Like Scully, Uecker passed through life with almost no detractors, and not just because his methodology was to beat everyone to the detracting. He gave off an aura of knowing who he was and was not. Just as important, he knew where he was and was not. Uecker was more than content with being the definition of Milwaukee, staying in the Brewers' radio booth for more than half a century, all while doing the movies and ads and national broadcasts that somehow made him even more Milwaukee-centric. It was an act of rooting to the ground that is almost unheard of today. Uecker didn't put a shine on the Brewers when they didn't deserve one, but he didn't kick them when they were down, either. That's because he wasn't parlaying the Brewers gig into some better team in a bigger city. Mostly, he was revered for never leaving town even when Los Angeles might have been more logistically favorable. Who knew that being grounded was the best way to fly?
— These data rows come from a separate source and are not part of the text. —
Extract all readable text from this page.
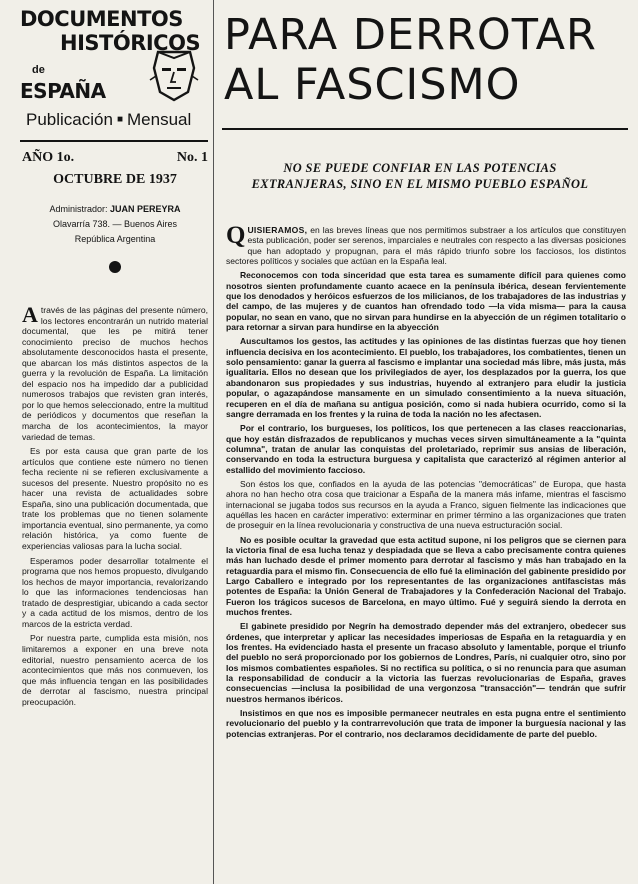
DOCUMENTOS
HISTÓRICOS
de
ESPAÑA
Publicación ■ Mensual
AÑO 1o.	No. 1
OCTUBRE DE 1937
Administrador: JUAN PEREYRA
Olavarría 738. — Buenos Aires
República Argentina

Através de las páginas del presente número, los lectores encontrarán un nutrido material documental, que les pe mitirá tener conocimiento preciso de muchos hechos absolutamente desconocidos hasta el presente, que abarcan los más distintos aspectos de la guerra y la revolución de España. La limitación del espacio nos ha impedido dar a publicidad numerosos trabajos que revisten gran interés, por lo que hemos seleccionado, entre la multitud de periódicos y documentos que reseñan la marcha de los acontecimientos, la mayor variedad de temas.

Es por esta causa que gran parte de los artículos que contiene este número no tienen fecha reciente ni se refieren exclusivamente a sucesos del presente. Nuestro propósito no es hacer una revista de actualidades sobre España, sino una publicación documentada, que trate los problemas que no tienen solamente importancia eventual, sino permanente, ya como relación histórica, ya como fuente de experiencias valiosas para la lucha social.

Esperamos poder desarrollar totalmente el programa que nos hemos propuesto, divulgando los hechos de mayor importancia, revalorizando lo que las informaciones tendenciosas han tratado de desprestigiar, ubicando a cada sector y a cada actitud de los mismos, dentro de los marcos de la estricta verdad.

Por nuestra parte, cumplida esta misión, nos limitaremos a exponer en una breve nota editorial, nuestro pensamiento acerca de los acontecimientos que más nos conmueven, los que más influencia tengan en las posibilidades de derrotar al fascismo, nuestra principal preocupación.

PARA DERROTAR
AL FASCISMO
NO SE PUEDE CONFIAR EN LAS POTENCIAS EXTRANJERAS, SINO EN EL MISMO PUEBLO ESPAÑOL

QUISIERAMOS, en las breves líneas que nos permitimos substraer a los artículos que constituyen esta publicación, poder ser serenos, imparciales e neutrales con respecto a las diversas posiciones que han adoptado y propugnan, para el más rápido triunfo sobre los facciosos, los distintos sectores políticos y sociales que actúan en la España leal.

Reconocemos con toda sinceridad que esta tarea es sumamente difícil para quienes como nosotros sienten profundamente cuanto acaece en la península ibérica, desean fervientemente que los denodados y heróicos esfuerzos de los milicianos, de los trabajadores de las industrias y del campo, de las mujeres y de cuantos han ofrendado todo —la vida misma— para la causa popular, no sean en vano, que no sirvan para hundirse en la abyección de un régimen totalitario o para retornar a sirvan para hundirse en la abyección

Auscultamos los gestos, las actitudes y las opiniones de las distintas fuerzas que hoy tienen influencia decisiva en los acontecimiento. El pueblo, los trabajadores, los combatientes, tienen un solo pensamiento: ganar la guerra al fascismo e implantar una sociedad más libre, más justa, más igualitaria. Ellos no desean que los privilegiados de ayer, los desplazados por la guerra, los que abandonaron sus propiedades y sus industrias, huyendo al extranjero para eludir la justicia popular, o agazapándose mansamente en un simulado consentimiento a la nueva situación, recuperen en el día de mañana su antigua posición, como si nada hubiera ocurrido, como si la sangre derramada en los frentes y la ruina de toda la nación no les afectasen.

Por el contrario, los burgueses, los políticos, los que pertenecen a las clases reaccionarias, que hoy están disfrazados de republicanos y muchas veces sirven simultáneamente a la "quinta columna", tratan de anular las conquistas del proletariado, reprimir sus ansias de liberación, conservando en toda la estructura burguesa y capitalista que caracterizó al régimen anterior al estallido del movimiento faccioso.

Son éstos los que, confiados en la ayuda de las potencias "democráticas" de Europa, que hasta ahora no han hecho otra cosa que traicionar a España de la manera más infame, mientras el fascismo internacional se jugaba todos sus recursos en la ayuda a Franco, siguen fielmente las indicaciones que aquéllas les hacen en carácter imperativo: exterminar en primer término a las organizaciones que traten de proseguir en la línea revolucionaria y constructiva de una nueva estructuración social.

No es posible ocultar la gravedad que esta actitud supone, ni los peligros que se ciernen para la victoria final de esa lucha tenaz y despiadada que se lleva a cabo precisamente contra quienes más han luchado desde el primer momento para derrotar al fascismo y más han trabajado en la retaguardia para el mismo fin. Consecuencia de ello fué la eliminación del gabinente presidido por Largo Caballero e integrado por los representantes de las organizaciones antifascistas más potentes de España: la Unión General de Trabajadores y la Confederación Nacional del Trabajo. Fueron los trágicos sucesos de Barcelona, en mayo último. Fué y seguirá siendo la derrota en muchos frentes.

El gabinete presidido por Negrín ha demostrado depender más del extranjero, obedecer sus órdenes, que interpretar y aplicar las necesidades imperiosas de España en la retaguardia y en los frentes. Ha evidenciado hasta el presente un fracaso absoluto y lamentable, porque el triunfo del pueblo no será proporcionado por los gobiernos de Londres, París, ni cualquier otro, sino por los mismos combatientes españoles. Si no rectifica su política, o si no renuncia para que asuman la responsabilidad de conducir a la victoria las fuerzas revolucionarias de España, graves consecuencias —inclusa la posibilidad de una vergonzosa "transacción"— tendrán que sufrir nuestros hermanos ibéricos.

Insistimos en que nos es imposible permanecer neutrales en esta pugna entre el sentimiento revolucionario del pueblo y la contrarrevolución que trata de imponer la burguesía nacional y las potencias extranjeras. Por el contrario, nos declaramos decididamente de parte del pueblo.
There will be flurries of other tributes in the next few days, from all corners; Uecker covered a great deal of ground despite starting his public life in a perpetual squat. Unlike nearly every other athlete of his era, Uecker was actually far better and more popular at everything that wasn't athletics-based. He got 90 years out of this simple-to-explain-and-hard-to-deliver formula, and he succeeded less by luck or planning and more by simply being what he was—the guy who made everyone happier by the simple act of entering their space.